The feature has been removed in the version 1.24 after deprecation in 1.22. see blog and API reference.
It is possible to dynamically change the kubelet settings for a node deployment in metakube.
This feature can be used to change the kubelet settings on already running nodes.
The option can be toggled while creating a new node deployment or when editing an existing one.
misconfiguring the kubelet config can possibly prevent the kubelet from starting up.
When this option is enabled, multiple configmaps for all supported kubernetes versions will be created in the kube-system
namespace with names like kubelet-config-1.22
.
All nodes for the node-deployment are watching for changes in the configmap with the same kubernetes version that is running on the node.
Please keep this in mind because nodes will be using a different configmap after upgrading to a newer kubernetes minor version (e.g. 1.22 -> 1.23).
Once a change is noticed systemd
will restart the kubelet so that it can use the new configuration.
This is an example configmap to configure the kubelet.
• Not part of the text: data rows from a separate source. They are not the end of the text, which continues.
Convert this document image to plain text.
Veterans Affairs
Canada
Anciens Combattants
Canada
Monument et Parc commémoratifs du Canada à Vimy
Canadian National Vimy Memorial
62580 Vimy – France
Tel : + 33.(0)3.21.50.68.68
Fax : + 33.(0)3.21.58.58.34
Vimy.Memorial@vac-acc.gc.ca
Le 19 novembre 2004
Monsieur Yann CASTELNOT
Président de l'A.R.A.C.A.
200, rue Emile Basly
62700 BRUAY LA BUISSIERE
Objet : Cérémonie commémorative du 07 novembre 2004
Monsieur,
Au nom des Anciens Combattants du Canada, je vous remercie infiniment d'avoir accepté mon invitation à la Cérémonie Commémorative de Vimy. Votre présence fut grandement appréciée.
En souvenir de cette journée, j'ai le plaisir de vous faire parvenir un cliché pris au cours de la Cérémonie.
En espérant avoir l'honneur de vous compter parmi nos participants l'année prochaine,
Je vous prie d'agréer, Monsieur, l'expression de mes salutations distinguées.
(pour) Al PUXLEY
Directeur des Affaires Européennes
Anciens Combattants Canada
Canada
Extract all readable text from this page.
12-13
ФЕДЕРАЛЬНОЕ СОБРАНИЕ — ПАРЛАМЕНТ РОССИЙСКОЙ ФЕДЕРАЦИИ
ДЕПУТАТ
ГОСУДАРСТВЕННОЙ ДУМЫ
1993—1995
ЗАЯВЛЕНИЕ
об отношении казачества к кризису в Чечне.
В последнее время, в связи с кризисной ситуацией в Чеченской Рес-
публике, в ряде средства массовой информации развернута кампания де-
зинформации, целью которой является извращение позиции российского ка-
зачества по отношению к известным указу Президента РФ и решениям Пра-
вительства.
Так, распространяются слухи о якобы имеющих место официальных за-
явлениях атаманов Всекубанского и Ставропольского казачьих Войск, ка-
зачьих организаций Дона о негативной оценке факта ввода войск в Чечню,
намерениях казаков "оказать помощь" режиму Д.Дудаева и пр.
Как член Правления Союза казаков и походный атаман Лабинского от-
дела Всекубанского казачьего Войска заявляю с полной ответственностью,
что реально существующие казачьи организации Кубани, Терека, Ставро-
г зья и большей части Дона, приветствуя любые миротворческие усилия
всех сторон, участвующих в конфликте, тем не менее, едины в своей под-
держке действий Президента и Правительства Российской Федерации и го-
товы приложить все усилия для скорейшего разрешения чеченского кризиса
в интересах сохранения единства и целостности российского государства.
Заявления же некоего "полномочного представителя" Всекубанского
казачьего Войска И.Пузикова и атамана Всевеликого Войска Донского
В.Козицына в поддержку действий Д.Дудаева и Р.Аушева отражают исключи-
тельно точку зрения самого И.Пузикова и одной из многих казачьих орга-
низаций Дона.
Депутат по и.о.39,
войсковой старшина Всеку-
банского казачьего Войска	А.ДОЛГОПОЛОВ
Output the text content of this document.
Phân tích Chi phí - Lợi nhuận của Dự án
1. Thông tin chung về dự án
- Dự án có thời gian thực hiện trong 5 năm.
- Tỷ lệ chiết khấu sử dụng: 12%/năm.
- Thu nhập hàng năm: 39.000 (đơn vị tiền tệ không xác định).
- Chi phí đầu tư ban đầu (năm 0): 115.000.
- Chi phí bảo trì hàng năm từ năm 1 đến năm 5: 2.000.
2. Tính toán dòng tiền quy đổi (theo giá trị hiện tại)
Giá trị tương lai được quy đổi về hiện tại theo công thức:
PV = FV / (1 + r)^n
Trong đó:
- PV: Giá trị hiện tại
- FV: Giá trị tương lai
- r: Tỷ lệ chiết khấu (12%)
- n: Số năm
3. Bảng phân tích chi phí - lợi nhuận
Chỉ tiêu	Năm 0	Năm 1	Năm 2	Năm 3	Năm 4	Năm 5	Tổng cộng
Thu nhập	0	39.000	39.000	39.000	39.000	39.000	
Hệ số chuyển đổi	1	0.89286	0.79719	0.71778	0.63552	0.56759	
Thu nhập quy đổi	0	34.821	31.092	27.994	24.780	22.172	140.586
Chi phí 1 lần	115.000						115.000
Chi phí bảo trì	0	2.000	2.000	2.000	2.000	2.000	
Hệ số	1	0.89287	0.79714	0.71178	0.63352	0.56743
It shows how we are configuring the kubelet for kubernetes 1.20 clusters:
apiVersion: v1
kind: ConfigMap
metadata:
name: kubelet-config-1.20
namespace: kube-system
data:
kubelet: |
address: 0.0.0.0
apiVersion: kubelet.config.k8s.io/v1beta1
authentication:
anonymous:
enabled: false
webhook:
cacheTTL: 2m0s
enabled: true
x509:
clientCAFile: /etc/kubernetes/pki/ca.crt
authorization:
mode: Webhook
webhook:
cacheAuthorizedTTL: 5m0s
cacheUnauthorizedTTL: 30s
cgroupDriver: systemd
cgroupsPerQOS: true
clusterDNS:
- {{ .Cluster.Network.DNSResolverIP }}
clusterDomain: {{ .Cluster.Network.DNSDomain }}
configMapAndSecretChangeDetectionStrategy: Watch
containerLogMaxFiles: 5
containerLogMaxSize: 10Mi
contentType: application/vnd.kubernetes.protobuf
cpuCFSQuota: true
cpuCFSQuotaPeriod: 100ms
cpuManagerPolicy: none
cpuManagerReconcilePeriod: 10s
enableControllerAttachDetach: true
enableDebuggingHandlers: true
enforceNodeAllocatable:
- pods
eventBurst: 10
eventRecordQPS: 5
evictionHard:
imagefs.available: 15%
memory.available: 100Mi
nodefs.available: 10%
nodefs.inodesFree: 5%
evictionPressureTransitionPeriod: 5m0s
failSwapOn: true
fileCheckFrequency: 20s
hairpinMode: promiscuous-bridge
healthzBindAddress: 127.0.0.1
healthzPort: 10248
httpCheckFrequency: 20s
imageGCHighThresholdPercent: 85
imageGCLowThresholdPercent: 80
imageMinimumGCAge: 2m0s
iptablesDropBit: 15
iptablesMasqueradeBit: 14
kind: KubeletConfiguration
kubeAPIBurst: 10
kubeAPIQPS: 5
makeIPTablesUtilChains: true
maxOpenFiles: 1000000
maxPods: 110
nodeLeaseDurationSeconds: 40
nodeStatusReportFrequency: 1m0s
nodeStatusUpdateFrequency: 10s
oomScoreAdj: -999
podPidsLimit: -1
port: 10250
registryBurst: 10
registryPullQPS: 5
resolvConf: /etc/resolv.conf
rotateCertificates: true
runtimeRequestTimeout: 2m0s
serializeImagePulls: true
staticPodPath: /etc/kubernetes/manifests
streamingConnectionIdleTimeout: 4h0m0s
syncFrequency: 1m0s
volumeStatsAggPeriod: 1m0s
All customizable kubelet configuration can be found in the Kubernetes Docs.
The config keys that are being used in the kubelet configuration are the names after the json:
prefix.
To get a more in depth look into how the kubelet gets reconfigured you can look at this kubernetes guide.